What the church needs today is not more or better machinery, not new organizations, or more novel methods; but men whom the Holy Spirit can use – men of prayer, men mighty in prayer.
Battles are won or lost on the field of prayer, but even prayer can be a battle.
Jesus taught us how to pray (Matt. 6:9-13), told us to always pray and not give up (Luke 18:1-8), encourages us to ask, seek, and knock (Matt. 7:7-11), got up early to pray (Mark 1:35), modeled how to pray (John 17:1-26), and in the Garden of Gethsemane prayed in preparation for His arrest and death (Mark 14:32-42). Jesus modeled prayer and expected His followers to pray.
Prayer is indeed a mystery, but it is stressed over and over again in the New Testament as a vital prerequisite for the release and experience of God’s power.

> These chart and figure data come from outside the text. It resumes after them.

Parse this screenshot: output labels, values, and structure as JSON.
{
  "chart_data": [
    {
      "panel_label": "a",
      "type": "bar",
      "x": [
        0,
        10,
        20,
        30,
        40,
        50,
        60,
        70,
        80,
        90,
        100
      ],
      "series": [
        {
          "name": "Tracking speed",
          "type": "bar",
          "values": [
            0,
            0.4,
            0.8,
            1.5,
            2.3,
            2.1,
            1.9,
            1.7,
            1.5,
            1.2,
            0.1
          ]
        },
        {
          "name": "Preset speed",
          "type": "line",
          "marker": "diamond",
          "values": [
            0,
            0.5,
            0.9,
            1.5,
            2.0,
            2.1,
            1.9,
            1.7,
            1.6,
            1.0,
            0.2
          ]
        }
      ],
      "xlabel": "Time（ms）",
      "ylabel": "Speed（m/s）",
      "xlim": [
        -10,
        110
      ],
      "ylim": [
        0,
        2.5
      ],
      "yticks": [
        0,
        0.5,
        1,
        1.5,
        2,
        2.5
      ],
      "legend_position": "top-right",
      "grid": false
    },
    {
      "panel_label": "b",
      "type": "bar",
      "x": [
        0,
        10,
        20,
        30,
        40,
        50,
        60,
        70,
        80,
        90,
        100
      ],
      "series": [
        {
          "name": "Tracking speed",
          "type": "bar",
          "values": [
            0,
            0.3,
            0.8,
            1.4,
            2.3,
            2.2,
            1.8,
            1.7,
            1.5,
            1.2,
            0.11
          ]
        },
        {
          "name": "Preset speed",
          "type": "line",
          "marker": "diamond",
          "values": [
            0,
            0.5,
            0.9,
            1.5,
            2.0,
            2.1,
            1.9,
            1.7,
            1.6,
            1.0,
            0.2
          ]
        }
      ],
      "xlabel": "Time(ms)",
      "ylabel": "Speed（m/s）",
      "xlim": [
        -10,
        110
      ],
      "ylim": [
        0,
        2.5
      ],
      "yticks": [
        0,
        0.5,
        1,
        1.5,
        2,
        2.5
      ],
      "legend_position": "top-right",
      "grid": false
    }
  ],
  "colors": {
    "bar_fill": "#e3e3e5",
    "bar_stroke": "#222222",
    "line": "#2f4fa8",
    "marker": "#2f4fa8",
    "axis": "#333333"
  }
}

It is true that it is God who delivers, and that God stands in no need of human prayers before He can act on behalf of His afflicted servants. Yet there is the manward as well as the Godward aspect of such deliverance, and the manward side is summed up in the duty of Christians to intercede… In prayer, human impotence casts itself at the feet of divine omnipotence. Thus the duty of prayer is not a modiﬁcation of God’s power, but a gloriﬁcation of it.
To be a Christian without prayer is no more possible than to be alive without breathing.
As prayer without faith is but a beating of the air, so trust without prayer but a presumptuous bravado. He that promises to give, and bids us trust His promises, commands us to pray, and expects obedience to his commands. He will give, but not without our asking.
Even after conversion he carries within him a nature prone to evil, and a heart weak and unstable as water. That heart will never be free from imperfection in this world, and it is a miserable delusion to expect it. To keep that heart from going astray, the Lord Jesus bids us “watch and pray.” The spirit may be ready, but the flesh is weak. There is need of a daily struggle and a daily wrestling in prayer (Mk. 14:38; 1 Cor. 9:27; Rom. 7:23-24; Gal. 5:24; Col. 3:5).
Though infinitely better able to do without prayer than we are, yet [Christ] prayed much more than we do.
We say we are too busy to pray. But the busier our Lord was, the more He prayed. Sometimes He had no leisure so much as to eat (Mark 3:20); and sometimes He had no leisure for needed rest and sleep (Mark 6:31). Yet He always took time to pray. If frequent prayer, and, at times, long hours of prayer, were necessary for our Savior, are they less necessary for us?